Kilby, who was a professor of literature at Wheaton College, spent some time with J. R. R. Tolkien in the 1960s (before Tolkien's son, Christopher, brought The Silmarillion to publication).

For more on George MacDonald, see here. On Tolkien, here.

Thanks for reading.

3 comments:

Pilgrim said...

That's funny, because C.S. Lewis gave so much credit for progress on his spiritual pilgrimage to MacDonald.

Jason Fisher said...

Yes, Kilby was certainly correct: there can be little doubt that Tolkien owed an imaginative debt to MacDonald, especially with respect to his (Tolkien's) earlier work, like The Hobbit, Roverandom, Mr. Bliss, etc.

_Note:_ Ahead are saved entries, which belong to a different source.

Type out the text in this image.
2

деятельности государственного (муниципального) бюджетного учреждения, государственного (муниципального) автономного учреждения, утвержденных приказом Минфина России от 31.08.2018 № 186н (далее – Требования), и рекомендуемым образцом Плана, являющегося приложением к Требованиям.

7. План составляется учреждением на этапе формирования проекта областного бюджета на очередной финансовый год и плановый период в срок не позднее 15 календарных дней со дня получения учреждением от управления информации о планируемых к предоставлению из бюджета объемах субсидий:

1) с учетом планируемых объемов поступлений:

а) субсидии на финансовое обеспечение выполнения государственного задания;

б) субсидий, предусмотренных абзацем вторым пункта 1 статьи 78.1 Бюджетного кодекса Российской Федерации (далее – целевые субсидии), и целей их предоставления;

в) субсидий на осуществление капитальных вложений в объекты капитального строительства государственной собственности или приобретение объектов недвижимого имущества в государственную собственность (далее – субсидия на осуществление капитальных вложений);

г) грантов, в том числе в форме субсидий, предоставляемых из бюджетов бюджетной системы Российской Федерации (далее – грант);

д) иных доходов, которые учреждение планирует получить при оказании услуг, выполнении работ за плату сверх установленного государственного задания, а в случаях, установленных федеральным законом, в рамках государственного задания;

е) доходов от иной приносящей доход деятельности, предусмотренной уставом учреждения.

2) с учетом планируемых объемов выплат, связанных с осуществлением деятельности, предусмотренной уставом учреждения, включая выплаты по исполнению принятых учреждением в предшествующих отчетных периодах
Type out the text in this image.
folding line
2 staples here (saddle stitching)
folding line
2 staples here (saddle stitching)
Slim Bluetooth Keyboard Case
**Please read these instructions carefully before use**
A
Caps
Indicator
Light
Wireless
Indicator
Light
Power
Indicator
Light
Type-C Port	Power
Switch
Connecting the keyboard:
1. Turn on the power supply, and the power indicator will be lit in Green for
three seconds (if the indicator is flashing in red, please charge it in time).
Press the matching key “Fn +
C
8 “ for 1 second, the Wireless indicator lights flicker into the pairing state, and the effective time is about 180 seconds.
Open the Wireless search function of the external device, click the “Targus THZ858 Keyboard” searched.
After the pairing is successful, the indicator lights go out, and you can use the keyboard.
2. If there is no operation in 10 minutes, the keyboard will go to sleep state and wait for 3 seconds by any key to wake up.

Later in life, Tolkien expressed regrets over having written The Hobbit in the style he did (i.e., as a children's fairy tale), and that regret parallels the dislike he developed for MacDonald later in his (Tolkien's) life.

I published an essay much to this effect a couple of years ago. If you can track it down, you might find it interesting. Certainly, it would add ammunition to your contention here in this post.

The article is:
“Reluctantly Inspired: George MacDonald and the Genesis of J.R.R. Tolkien’s Smith of Wootton Major.” North Wind: A Journal of George MacDonald Studies 25 (2006): 113–20.

Martin LaBar said...

Thank you both. I'm no Tolkien expert, but my impression is that JRRT thought that, if an author hadn't spent years and years on a book, it wasn't worth much. He claimed not to like the Narnia books, at least partly for that reason.

I don't, so far as I know, have access to North Wind, I'm sorry to say.